On long rides, gloves take some of the pressure off your hands—which can be a lot comfier and keep them from going numb. Most feature padding along the edges of your palm to cushion the bones, but this style flips that thinking on its head. The Grail gloves have “body geometry” cushioning, a teardrop-shape pad in the middle of your palm instead; it’s more ergonomic and has been scientifically proven to cut down on numbness and increase blood flow to your fingers.

Find it: Specialized



If you’re planning to drive anywhere with your bike, a sturdy rack for the back of your car is key. Unfortunately, a lot of them are hard to use, loaded with confusing straps, and don’t keep your bike safe if you step away from your car during a rest stop.

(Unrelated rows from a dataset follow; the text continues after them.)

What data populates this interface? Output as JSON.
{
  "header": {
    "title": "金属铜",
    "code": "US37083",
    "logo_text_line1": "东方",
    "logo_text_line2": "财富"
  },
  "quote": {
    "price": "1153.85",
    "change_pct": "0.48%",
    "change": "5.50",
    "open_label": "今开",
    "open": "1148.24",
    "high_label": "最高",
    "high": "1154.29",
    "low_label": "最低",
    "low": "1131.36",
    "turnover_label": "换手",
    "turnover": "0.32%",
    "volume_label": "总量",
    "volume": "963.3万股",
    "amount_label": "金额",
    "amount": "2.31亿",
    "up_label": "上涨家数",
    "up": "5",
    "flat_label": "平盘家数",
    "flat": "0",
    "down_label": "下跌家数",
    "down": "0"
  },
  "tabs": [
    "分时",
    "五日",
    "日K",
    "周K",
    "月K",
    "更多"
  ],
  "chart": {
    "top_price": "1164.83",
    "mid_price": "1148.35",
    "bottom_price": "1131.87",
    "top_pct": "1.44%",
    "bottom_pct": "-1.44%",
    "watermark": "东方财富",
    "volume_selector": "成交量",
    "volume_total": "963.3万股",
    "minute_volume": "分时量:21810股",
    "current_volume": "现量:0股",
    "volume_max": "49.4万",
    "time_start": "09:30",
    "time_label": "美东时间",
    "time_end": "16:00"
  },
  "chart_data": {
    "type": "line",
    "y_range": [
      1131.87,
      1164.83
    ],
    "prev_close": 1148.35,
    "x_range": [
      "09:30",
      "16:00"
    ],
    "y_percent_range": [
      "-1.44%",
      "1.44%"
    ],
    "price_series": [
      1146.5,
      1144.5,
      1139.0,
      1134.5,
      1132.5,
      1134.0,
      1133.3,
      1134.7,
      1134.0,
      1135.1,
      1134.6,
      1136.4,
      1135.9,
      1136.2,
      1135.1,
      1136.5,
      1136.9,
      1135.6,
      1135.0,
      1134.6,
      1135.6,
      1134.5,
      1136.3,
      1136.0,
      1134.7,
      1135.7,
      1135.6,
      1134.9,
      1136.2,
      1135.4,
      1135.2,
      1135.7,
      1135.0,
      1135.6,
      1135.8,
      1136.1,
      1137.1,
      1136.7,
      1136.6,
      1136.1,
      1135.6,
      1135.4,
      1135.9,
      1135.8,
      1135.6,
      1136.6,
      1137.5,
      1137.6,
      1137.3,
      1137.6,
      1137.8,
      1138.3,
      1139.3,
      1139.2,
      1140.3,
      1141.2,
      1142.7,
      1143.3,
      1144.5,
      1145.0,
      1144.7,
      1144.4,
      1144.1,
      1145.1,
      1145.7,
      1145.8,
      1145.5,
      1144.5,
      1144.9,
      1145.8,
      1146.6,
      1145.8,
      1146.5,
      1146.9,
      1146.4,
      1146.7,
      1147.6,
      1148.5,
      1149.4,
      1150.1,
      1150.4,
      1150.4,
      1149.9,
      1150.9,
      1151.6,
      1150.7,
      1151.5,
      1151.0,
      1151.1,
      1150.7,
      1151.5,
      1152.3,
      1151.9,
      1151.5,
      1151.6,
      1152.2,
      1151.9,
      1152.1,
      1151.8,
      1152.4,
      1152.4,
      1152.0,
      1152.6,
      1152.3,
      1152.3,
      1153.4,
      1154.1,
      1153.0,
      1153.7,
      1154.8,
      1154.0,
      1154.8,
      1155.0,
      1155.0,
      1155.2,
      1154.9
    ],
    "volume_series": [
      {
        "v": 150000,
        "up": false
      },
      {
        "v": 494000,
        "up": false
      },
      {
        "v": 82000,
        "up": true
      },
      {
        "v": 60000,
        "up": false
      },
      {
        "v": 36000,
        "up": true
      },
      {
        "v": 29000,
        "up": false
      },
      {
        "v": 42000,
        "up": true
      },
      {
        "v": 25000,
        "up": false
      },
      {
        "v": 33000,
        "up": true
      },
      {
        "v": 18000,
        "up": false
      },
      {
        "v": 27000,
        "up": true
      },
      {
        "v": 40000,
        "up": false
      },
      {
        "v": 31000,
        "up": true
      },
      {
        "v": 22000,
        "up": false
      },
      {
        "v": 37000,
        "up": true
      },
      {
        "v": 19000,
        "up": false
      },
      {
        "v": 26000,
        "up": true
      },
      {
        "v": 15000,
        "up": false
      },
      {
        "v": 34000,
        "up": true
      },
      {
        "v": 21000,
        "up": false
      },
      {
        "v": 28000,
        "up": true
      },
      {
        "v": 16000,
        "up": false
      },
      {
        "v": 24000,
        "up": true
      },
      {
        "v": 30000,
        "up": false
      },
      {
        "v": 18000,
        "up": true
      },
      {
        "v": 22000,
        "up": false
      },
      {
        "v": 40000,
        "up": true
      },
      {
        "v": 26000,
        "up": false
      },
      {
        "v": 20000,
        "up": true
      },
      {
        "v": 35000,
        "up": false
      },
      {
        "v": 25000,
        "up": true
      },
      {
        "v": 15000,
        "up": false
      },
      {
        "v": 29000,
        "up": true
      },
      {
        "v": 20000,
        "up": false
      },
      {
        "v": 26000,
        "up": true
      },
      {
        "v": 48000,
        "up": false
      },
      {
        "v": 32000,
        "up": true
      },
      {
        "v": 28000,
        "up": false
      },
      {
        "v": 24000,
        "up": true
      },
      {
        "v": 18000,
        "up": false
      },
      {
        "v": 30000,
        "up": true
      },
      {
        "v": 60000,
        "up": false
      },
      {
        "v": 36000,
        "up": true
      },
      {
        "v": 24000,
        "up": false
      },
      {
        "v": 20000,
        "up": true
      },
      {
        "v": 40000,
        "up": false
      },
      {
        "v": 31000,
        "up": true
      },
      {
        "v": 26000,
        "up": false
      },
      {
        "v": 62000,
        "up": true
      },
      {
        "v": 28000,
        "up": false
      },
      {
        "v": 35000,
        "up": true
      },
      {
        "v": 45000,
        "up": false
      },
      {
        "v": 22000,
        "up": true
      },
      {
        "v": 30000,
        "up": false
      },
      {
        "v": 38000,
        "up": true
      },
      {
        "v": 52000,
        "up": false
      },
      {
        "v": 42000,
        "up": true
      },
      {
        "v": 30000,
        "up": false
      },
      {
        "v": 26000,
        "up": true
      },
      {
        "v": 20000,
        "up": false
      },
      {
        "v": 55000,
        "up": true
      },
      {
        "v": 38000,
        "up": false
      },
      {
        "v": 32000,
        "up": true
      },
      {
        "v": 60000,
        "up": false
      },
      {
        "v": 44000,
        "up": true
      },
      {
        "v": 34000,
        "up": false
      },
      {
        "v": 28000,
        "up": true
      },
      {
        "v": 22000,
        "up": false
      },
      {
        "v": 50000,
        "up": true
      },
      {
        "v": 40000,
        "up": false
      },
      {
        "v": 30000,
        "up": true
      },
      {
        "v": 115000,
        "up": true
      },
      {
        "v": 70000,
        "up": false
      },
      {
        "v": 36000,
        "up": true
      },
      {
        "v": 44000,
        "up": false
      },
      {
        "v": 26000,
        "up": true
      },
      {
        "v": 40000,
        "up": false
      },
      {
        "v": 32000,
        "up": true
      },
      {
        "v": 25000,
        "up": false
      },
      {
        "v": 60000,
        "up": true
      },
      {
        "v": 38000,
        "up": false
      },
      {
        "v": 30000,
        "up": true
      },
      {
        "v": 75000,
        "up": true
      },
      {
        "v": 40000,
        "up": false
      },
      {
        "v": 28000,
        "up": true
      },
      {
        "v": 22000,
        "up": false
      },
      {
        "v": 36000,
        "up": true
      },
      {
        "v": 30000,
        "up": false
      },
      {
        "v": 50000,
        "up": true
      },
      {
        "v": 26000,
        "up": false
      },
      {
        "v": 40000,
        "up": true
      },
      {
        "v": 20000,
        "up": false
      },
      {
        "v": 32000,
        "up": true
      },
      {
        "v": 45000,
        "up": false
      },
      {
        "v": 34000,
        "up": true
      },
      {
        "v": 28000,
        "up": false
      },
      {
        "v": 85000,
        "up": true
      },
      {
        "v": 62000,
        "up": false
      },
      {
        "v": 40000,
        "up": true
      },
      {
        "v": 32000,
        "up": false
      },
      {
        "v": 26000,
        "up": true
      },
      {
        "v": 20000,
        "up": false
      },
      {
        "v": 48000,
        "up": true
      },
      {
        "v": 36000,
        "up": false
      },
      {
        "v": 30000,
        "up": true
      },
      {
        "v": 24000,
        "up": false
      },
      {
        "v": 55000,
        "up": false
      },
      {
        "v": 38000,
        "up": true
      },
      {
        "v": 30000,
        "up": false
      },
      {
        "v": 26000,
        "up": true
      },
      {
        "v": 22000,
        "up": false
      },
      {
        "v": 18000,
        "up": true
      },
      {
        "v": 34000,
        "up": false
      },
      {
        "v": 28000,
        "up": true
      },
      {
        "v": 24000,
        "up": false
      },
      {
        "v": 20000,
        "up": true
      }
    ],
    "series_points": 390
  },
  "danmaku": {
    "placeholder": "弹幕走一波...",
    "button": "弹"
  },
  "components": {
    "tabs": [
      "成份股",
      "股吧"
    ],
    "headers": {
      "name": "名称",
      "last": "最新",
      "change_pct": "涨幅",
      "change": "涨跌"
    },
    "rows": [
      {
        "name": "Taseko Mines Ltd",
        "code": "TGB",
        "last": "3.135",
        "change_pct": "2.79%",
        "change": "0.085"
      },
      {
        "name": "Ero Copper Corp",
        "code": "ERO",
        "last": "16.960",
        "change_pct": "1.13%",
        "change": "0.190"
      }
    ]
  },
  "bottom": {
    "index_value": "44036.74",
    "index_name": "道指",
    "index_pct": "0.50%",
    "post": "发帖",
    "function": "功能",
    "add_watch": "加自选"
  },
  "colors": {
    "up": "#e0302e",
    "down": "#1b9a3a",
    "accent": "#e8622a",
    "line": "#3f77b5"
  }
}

Not this one rack, by cycling company Saris. It’s made of strong, lightweight plastic with adjustable feet that plant firmly against your car without scratching, and it has anti-sway straps to keep bikes from moving too much while you drive. Plus, an internal mechanism keeps most of the straps inside the legs, so it’s easier to use and more stable than many racks. Bonus: A built-in locking system means your bike stays secure and safe from thieves.